Sutton attempts to fill the silence with soft reassurances, but I’m barely listening.
For the first time in a long time, I am sure of something.
Whatever happened back then, whatever my mother did, it wasn’t only a scandal. It was something no one in this town dares to talk about.
And somehow, I’m standing in the middle of it.
Thanks, mom.
36
The next morning,the house is quiet. Too quiet.
Sunlight cuts through the kitchen windows in narrow, accusing bands, dust floating in the air like something unsettled. Sutton hums softly as she moves around the table, helping Shiloh set up breakfast. John sits at the head of the table, reading the paper, his coffee steaming beside him.
Everything is normal. But it all feels wrong.
All I can see is that man’s face from the festival. The hard squint of his eyes, the curl of his lips when he accused me of being Sadie. His words have been replaying in my head all night, stitching themselves into every thought until I can’t breathe around them.
Everyone ignored the incident when we got home. John kept his silence. Sutton tried to make small talk on the drive, asking about the vendors and the food like I hadn’t been accused by a stranger with a grudge of doing something horrible that no one will name.
I hardly slept.
Now, as Sutton pours coffee and the semll of syrup fills the air, I decide I can’t sit here another second pretending I don’tcare. That needing to know the truth doesn’t cause my skin to itch.
“I’m going for a drive,” I say. “Do you mind if I take one of the trucks?”
John doesn’t look up. “Where?”
“Just out,” I tell him. “Mostly want to get some air and off the ranch.”
“Don’t go past town and keep your phone on,” he mutters. “Ask Bowen for the keys.”
I nod, graciously accepting the plate Sutton hands me. I don’t plan on going anywhere near town and I sure as hell don’t plan on keeping my phone on so that he can track me. Not that I use it much since I came here. John had Sutton give it to me when I first arrived, but I’ve barely taken it anywhere. I’m not used to having one and it feels weird to constantly keep it with me.
Once we’re done with breakfast, I head out to the garage to find Bowen already waiting for me with a set of keys in his hand.
“Take the Toyota. It’s the smallest one in the fleet and should be easier for you to handle.”
I give him a small smile and a nod, gratefully taking the keys from him before striding toward the smaller truck and getting myself situated. It’s been a while since I’ve driven. There isn’t much use for a place like L.A. Not when there are subway and bus systems that run the near length of the city.
The sky is a clear, brittle blue. It’s morning that looks gentle but cuts sharp with every gust of wind. The road out of Broken Ridge winds through dirt roads and dry summer pastures. Yellow grass bends under the wind. Old barns lean in slow decay against the horizon. Every few miles, another ranch sign appears—names burned into the weathered boards, bloodlines that have lived and died on this soil for generations.
I follow the dirt road that splits off toward Blue Skye Ranch, the names burned into my memory like something half-remembered from a dream.

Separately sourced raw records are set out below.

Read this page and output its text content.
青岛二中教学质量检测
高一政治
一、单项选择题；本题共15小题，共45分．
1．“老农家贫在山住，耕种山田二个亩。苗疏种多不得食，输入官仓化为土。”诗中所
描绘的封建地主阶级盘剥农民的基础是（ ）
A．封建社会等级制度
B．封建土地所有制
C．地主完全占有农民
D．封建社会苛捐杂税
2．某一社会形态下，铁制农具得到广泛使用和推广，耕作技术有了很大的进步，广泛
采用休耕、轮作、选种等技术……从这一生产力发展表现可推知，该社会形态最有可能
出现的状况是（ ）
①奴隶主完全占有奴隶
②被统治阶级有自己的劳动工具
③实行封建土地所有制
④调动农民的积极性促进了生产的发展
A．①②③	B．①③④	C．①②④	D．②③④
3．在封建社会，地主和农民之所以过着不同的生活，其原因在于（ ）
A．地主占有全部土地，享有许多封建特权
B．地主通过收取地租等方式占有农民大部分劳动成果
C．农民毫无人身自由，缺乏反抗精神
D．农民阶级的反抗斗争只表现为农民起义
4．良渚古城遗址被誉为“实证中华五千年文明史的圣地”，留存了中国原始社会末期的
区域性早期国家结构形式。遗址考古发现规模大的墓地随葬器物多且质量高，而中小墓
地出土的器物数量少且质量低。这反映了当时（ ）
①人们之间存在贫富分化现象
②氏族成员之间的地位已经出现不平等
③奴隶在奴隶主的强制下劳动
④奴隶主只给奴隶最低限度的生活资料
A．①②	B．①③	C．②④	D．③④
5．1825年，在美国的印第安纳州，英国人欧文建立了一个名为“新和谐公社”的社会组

My mother used to say that growing up here was like growing up with “skies so wide they made you believe in God.”
I don’t know if she believed that but seeing the open sky before me makes me want to.
By the time the truck rattles over the cattle guard of my grandparent’s ranch, my stomach is in knots.
The ranch sprawls out over rolling pastures, the fences bowed and mended in too many places to count. A windmill groans in the distance, slow and uneven, the blades flashing dull silver in the sun. Cattle graze near the fence line, their low bellows echoing across the flat land.
The main house sits on a small rise. The white paint has long turned gray, porch sagging in the middle, rocking chairs bleached by years of weather. Does Hudson know how much this ranch is in disrepair? This isn’t the mansion type ranch houses that graces Broken Ridge and Black Diamond. Hell, even some of the smaller ranches owned by Black Diamond have better homes than this one.
A ghost of a memory flickers. Me, five or six, listening to my mother tell a story about the endless blue sky as she braided my hair. There was soft laughter and gentle warmth in her eyes.
Until there wasn’t.
That was the day my mother changed into someone I barely recognized.